如玉自然地望向那個靜靜地趴伏在男人背上的傷者,目光在觸及他的那一刻凝結。
他雙目爆突,頭顱軟軟地掛在中年男人的肩上,顯然已經斷氣了。鮮血不停地從斷裂的頸椎處湧出來,順著男人的肩膀往下流,濡濕了他的衣服,嘀嘀答答地滴在地上,形成一灘血漬。
如玉面色一白,幾乎要暈過去,慌忙垂下了眼簾,勉強控制自己不立刻嘔吐出來。
「我的天~」被相繼驚醒的朱盛幾個趕出來,失聲驚呼之後,均感覺到事態的嚴重,面面相覷,陷入沉默之中。
在戰場上廝殺的人,什麼血腥的場面沒有見到?
然而,這次卻不同,他是在自己的營中死得如此慘烈。
「怎麼回事?」如玉強自鎮定了心神,艱難地發問。
「昨晚該他值哨,我早上起來去換哨,發現他倒在地上,手腳還在不停地抽搐……」中年男人心有餘悸,呼吸急促。
「去通知孫將軍吧。」如玉瞥了一眼孔強,淡淡地吩咐。
趙民和朱盛幾個七手八腳幫忙把死者拖下來,用一張蓆子裹了,擺在庭院裡。
值勤的哨兵被人襲擊了,消息如長了翅膀般在軍營裡迅速傳來。到孫逐流和楚臨風聞訊趕來的時候,軍醫處已被人圍得水洩不通。
趙民和朱盛幾個艱難地堵在門口,阻止眾人入內。
「都圍在這裡做什麼?」楚臨風皺眉,冷冷地斥退眾人:「回去,該做什麼就做什麼去。」
人群逐漸散去,卻並不走遠,停在幾十丈遠,靜靜地觀望。
空氣裡瀰漫著濃烈的血腥氣,然而比血腥氣更濃烈的是死亡的氣息。
「喬醫官,什麼情況?」楚臨風和孫逐流分開眾人走了進來
「死者是被人從身後扼住咽部,生生擰斷了頸椎,造成窒息死亡,根據血液凝固的情況分析,死亡時間應該在半個時辰前。

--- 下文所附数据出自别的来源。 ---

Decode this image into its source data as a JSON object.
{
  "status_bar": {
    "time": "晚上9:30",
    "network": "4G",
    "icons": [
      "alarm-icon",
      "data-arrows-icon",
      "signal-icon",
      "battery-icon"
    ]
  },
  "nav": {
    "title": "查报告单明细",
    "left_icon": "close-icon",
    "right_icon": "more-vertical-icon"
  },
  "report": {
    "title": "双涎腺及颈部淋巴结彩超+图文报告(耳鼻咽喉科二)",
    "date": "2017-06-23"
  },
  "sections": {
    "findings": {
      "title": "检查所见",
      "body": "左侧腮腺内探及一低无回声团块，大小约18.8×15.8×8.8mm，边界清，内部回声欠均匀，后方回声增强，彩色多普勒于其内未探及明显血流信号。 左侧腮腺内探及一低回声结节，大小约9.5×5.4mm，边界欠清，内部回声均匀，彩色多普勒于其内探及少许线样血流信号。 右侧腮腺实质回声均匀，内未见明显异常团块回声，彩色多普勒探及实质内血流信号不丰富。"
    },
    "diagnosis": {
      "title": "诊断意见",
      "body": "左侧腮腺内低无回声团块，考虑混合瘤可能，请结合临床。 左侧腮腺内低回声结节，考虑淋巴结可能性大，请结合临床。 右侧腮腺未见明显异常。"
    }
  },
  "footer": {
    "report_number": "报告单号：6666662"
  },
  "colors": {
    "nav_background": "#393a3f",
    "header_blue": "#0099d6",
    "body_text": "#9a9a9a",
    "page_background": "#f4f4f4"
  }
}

」如玉面無表情,淡淡地回答。
「也就是說,在秦大同發現他的時候,兇手還未走遠?」楚臨風眉心擰緊,心情忽地沉重了起來。
那個時間,天雖沒有大亮,視野已是相當清晰。他居然選擇在這個時間對哨兵下手,並且能從容逸走,秦大同甚至連他的背影都沒有瞧見,其身手及膽量真可謂是駭人聽聞。
他幾乎可以肯定,這是一次公然的挑釁!
玉輕輕地點了點頭。
「你沒事吧?」孫逐流看著她異常蒼白的臉,忍不住關心地問了一句。
如玉默然搖了搖頭,默默地走到一旁。
「逐流~」楚臨風蹲下身子細細地察看死者的傷痕,示意他走過來。
「什麼?」孫逐流知道他必有發現,也顧不上安慰如玉,幾步跨過去。
「你看,這是不是大力金剛指?」楚臨風神情凝重,壓低了聲音問。